Ana memberikan handponenya kepada bapaknya, Pak Harun sudah  menjawab. Bapak berbincang-bincang dengan Pak Harun lama, mereka hanya mendengarkan pembicaraan mereka. Ana hanya bisa meneteskan air mata dikit demi sedikit karena bapaknya sudah sangat kecewa dengan buleknya. Bapakna bilang ke Pak Harun untuk sering memotivasi kelanjutan belajarnya nanti, kalau bisa titip dicarikan calon suami orang Malang atau mana yang penting tidak kembali pulang ke desa.


Bapak sudah memikirkan ini sejak lama, karena takut buleknya masih mengintervensi dengan kelanjutan hidupnya.

___

Di hari ketiga di rumah, Ana keluar dengan Alya.
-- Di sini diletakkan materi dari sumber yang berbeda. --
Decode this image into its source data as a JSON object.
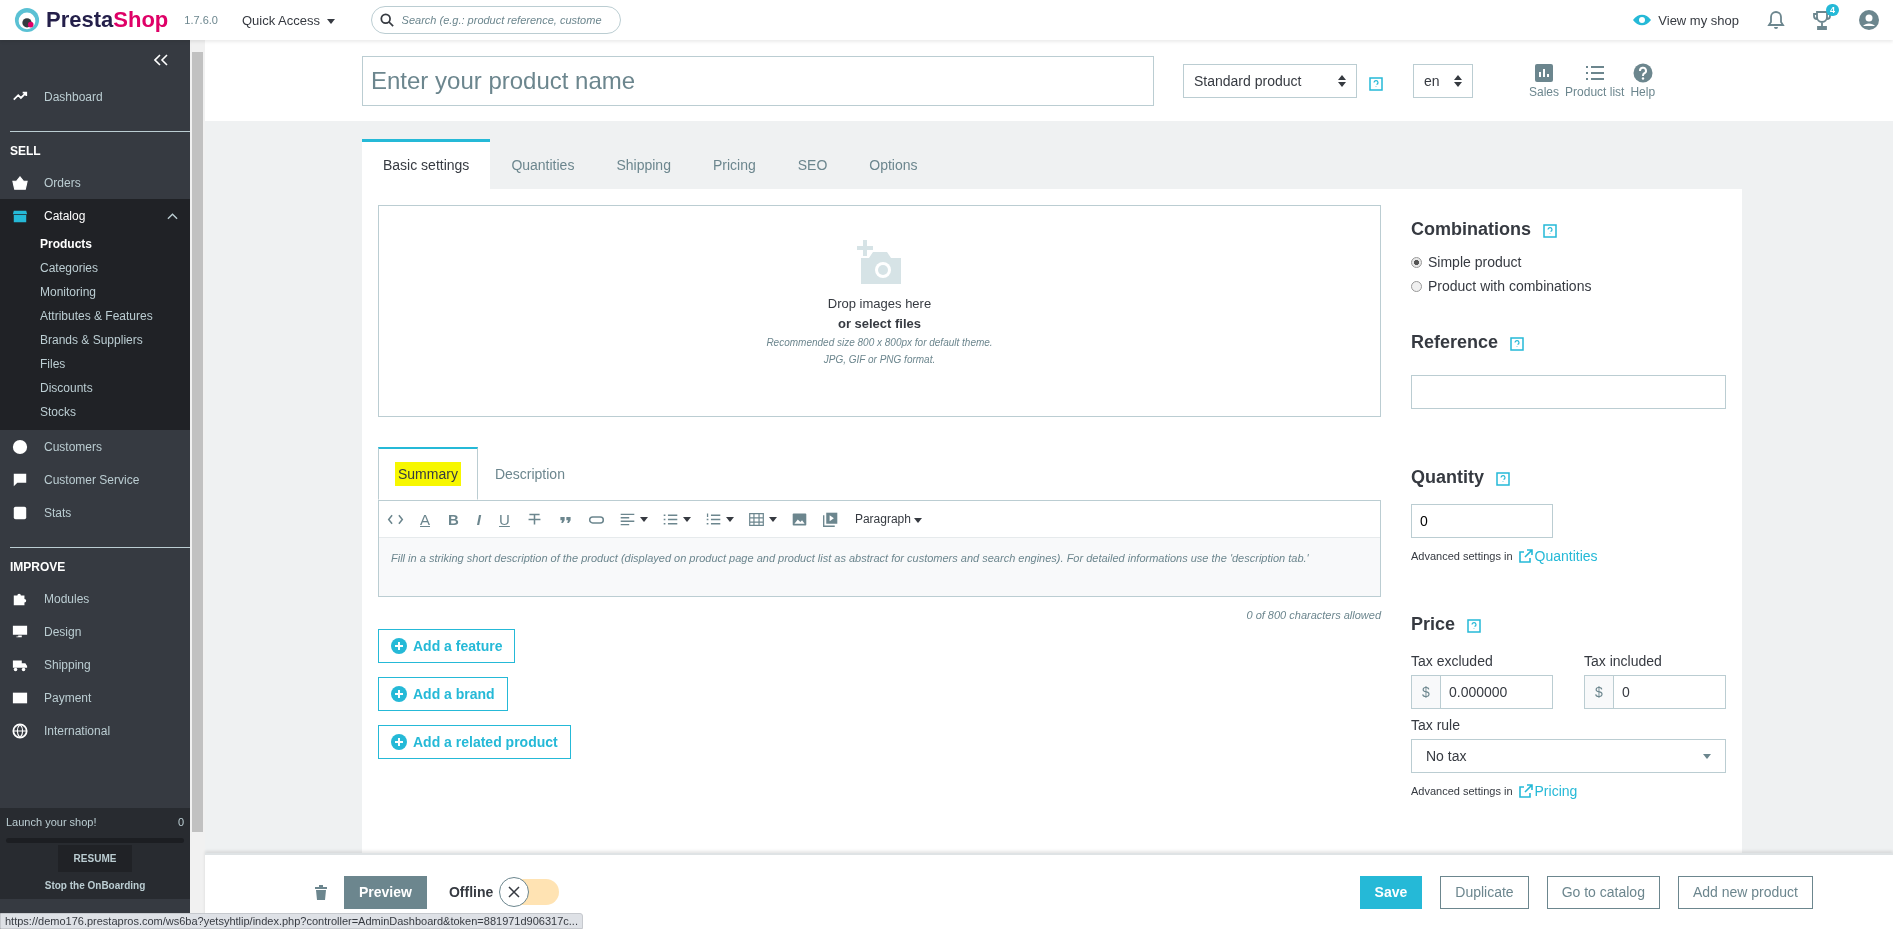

Mereka mau bersilaturrahim dengan Bu Lisa. Ana membawakan beras, singkong dan sayur mayur. Mereka sampai rumah Bu Lisa, ternyata beliau ada di depan rumah. Bu lisa sudah menyiapkan beberapa hidangan.

“wah ada mahasiswa Malang ini.”, sapa Bu Lisa.
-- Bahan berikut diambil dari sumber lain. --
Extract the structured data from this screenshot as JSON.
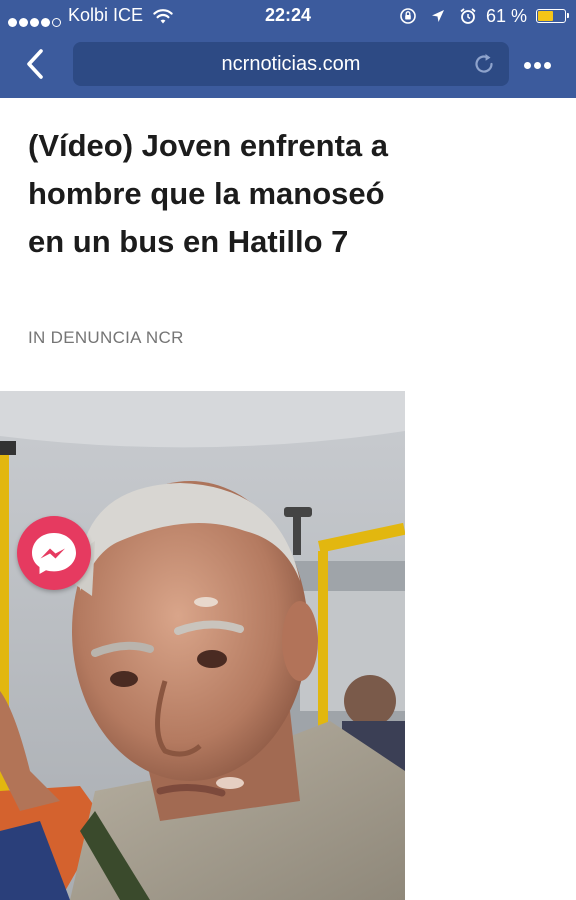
{
  "status_bar": {
    "signal_dots": [
      true,
      true,
      true,
      true,
      false
    ],
    "carrier": "Kolbi ICE",
    "time": "22:24",
    "battery_percent": "61 %",
    "battery_level": 0.61,
    "icons": [
      "wifi-icon",
      "orientation-lock-icon",
      "location-arrow-icon",
      "alarm-clock-icon",
      "battery-icon"
    ]
  },
  "browser": {
    "url": "ncrnoticias.com",
    "icons": [
      "chevron-left-icon",
      "reload-icon",
      "more-dots-icon"
    ]
  },
  "article": {
    "title": "(Vídeo) Joven enfrenta a hombre que la manoseó en un bus en Hatillo 7",
    "category_prefix": "IN",
    "category": "DENUNCIA NCR"
  },
  "media": {
    "icons": [
      "messenger-icon"
    ]
  },
  "colors": {
    "chrome": "#3c5b9d",
    "url_bar": "#2d4a84",
    "messenger": "#e63a60",
    "battery_fill": "#f5c518"
  }
}
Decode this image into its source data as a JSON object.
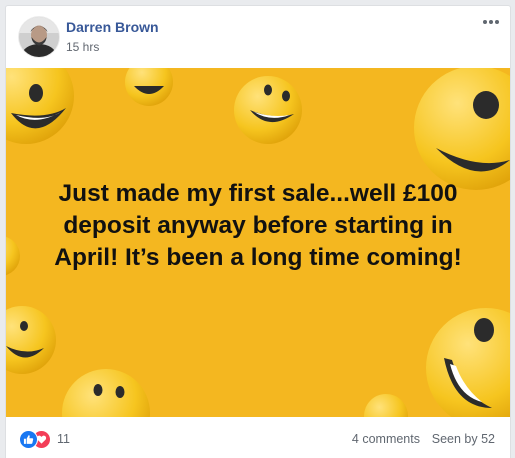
{
  "post": {
    "author": "Darren Brown",
    "time": "15 hrs",
    "text": "Just made my first sale...well £100 deposit anyway before starting in April! It’s been a long time coming!",
    "background_color": "#f4b720",
    "background_decor": "laughing-emoji-pattern"
  },
  "footer": {
    "reaction_icons": [
      "like-icon",
      "love-icon"
    ],
    "reaction_count": "11",
    "comments": "4 comments",
    "seen_by": "Seen by 52"
  },
  "colors": {
    "author_link": "#385898",
    "like": "#1877f2",
    "love": "#f33e58"
  },
  "icons": {
    "more": "more-options-icon",
    "avatar": "avatar"
  }
}
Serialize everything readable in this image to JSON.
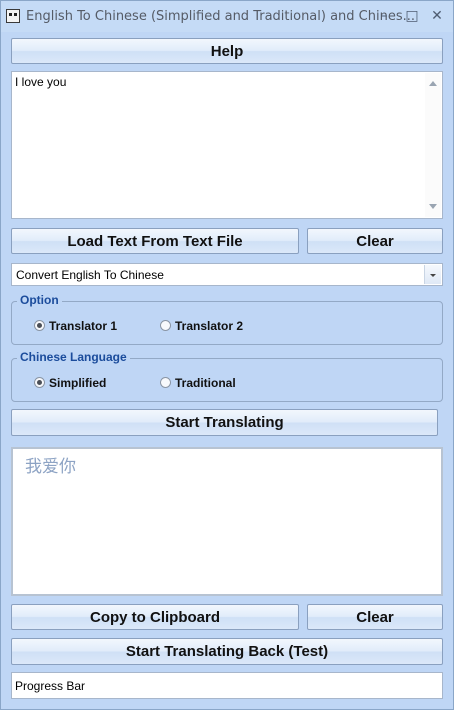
{
  "window": {
    "title": "English To Chinese (Simplified and Traditional) and Chines...",
    "minimize_glyph": "–",
    "maximize_glyph": "□",
    "close_glyph": "✕"
  },
  "buttons": {
    "help": "Help",
    "load_text": "Load Text From Text File",
    "clear_top": "Clear",
    "start_translating": "Start Translating",
    "copy_clipboard": "Copy to Clipboard",
    "clear_bottom": "Clear",
    "translate_back": "Start Translating Back (Test)"
  },
  "input": {
    "value": "I love you"
  },
  "direction": {
    "selected": "Convert English To Chinese"
  },
  "option_group": {
    "legend": "Option",
    "items": [
      {
        "label": "Translator 1",
        "checked": true
      },
      {
        "label": "Translator 2",
        "checked": false
      }
    ]
  },
  "language_group": {
    "legend": "Chinese Language",
    "items": [
      {
        "label": "Simplified",
        "checked": true
      },
      {
        "label": "Traditional",
        "checked": false
      }
    ]
  },
  "output": {
    "value": "我爱你"
  },
  "progress": {
    "label": "Progress Bar"
  },
  "icons": {
    "app": "panda-app-icon",
    "minimize": "minimize-icon",
    "maximize": "maximize-icon",
    "close": "close-icon",
    "scroll_up": "scroll-up-arrow-icon",
    "scroll_down": "scroll-down-arrow-icon",
    "dropdown": "chevron-down-icon"
  },
  "colors": {
    "window_bg": "#bfd6f5",
    "legend_text": "#1b4c9c",
    "output_text": "#8da3c4"
  }
}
“wah jangan gitu bu.”, jawab Ana dengan berjabat tangan dengan Bu Lisa.

“siapa ini An?”, tanya Bu Lisa.

“Ini temanku di Malang Bu.”, Jawab Ana.

“masuk An, Mb Alya.”, ucap Bu Lisa.


Bu Lisa menanyakan banyak hal tentang perkuliahan Ana di UMM Malang. Ana juga bercerita kalau selama di Asrama dia berkesempatan belajar banyak hal, seperti yang baru saja diikutinya di Batu. Pelatihan menjadi trainer, kesempatan itu diberikan Pak Harun dan Mb Rahmah secara cua-Cuma kepadanya dan teman-teman. Tidak lama berselang, Nanda dan Arif menyusul mereke ke rumah Bu Lisa. Mereka memang janjian untuk mengunjungi Bu Lisa secepatnya di masa libur. Mereka juga berkeinginan untuk berkunjung ke rumah Pak Ahmad tapi beliau sedang umrah sekeluarga saat ini.


Bu lisa hanya menawarkan untuk silaturrahim bersama nanti jika Pak Ahmad sudah datang dari Umrah. Mereka saling bercerita tentang pengalaman demi pengalaman yang mereka lalui selama 6 bulan di Malang. Mereka tidak lupa berterima kasih karena Bu Lisa sudah mengusahakan mereka untuk mendapatkan yang terbaik saat kelulusan sekolah. Ana juga bercerita jika Arif menjadi salah satu peserta terbaik di acara pelatihan akhir desember lalu.


“ayo dimakan, apa adanya saja ini.”, Bu Lisa mencoba menawarkan makanan yang sudah dihidangkan sejak Ana belum datang.

 

Hari-hari di rumah (3)

 Pertemuan di rumah Bu Lisa cukup lama sampai waktu dhuhur. Ana mengajak Nanda dan Arif jalan-jalan di Paciran agar Alya tahu tempat-tempat indah disini. Keduanya menyetujui, mereka berangkat ke Paciran. Destinasi yang dipilih adalah tepi Pantai dekat WBL, mereka sekedar nongkrong. Mereka ingin mengenalkan Alya beberapa tempat yang biasa dikunjungi orang-orang dari luar Lamongan.


Dalam benak hati Ana, dia ingin mengajak Alya ke WBL tapi uangnya tidak cukup masih ada keperluan lain yang harus dipenuhi. Mereka memesan bakso dan rujak.


“enak ya An, dekat laut bisa jalan-jalan kesini kalau suntuk. Rumah kalian nggak jauh kan dari sini?”, tanya Alya.

“enggak kok, yang lumayan jauh ya rumah nanda.”, jawab Ana.

“gimana kalau besok kalian main ke rumahku?”, tanya Arif.

“Boleh juga, biar lya tahu rumah kalian juga.”, jawab Ana.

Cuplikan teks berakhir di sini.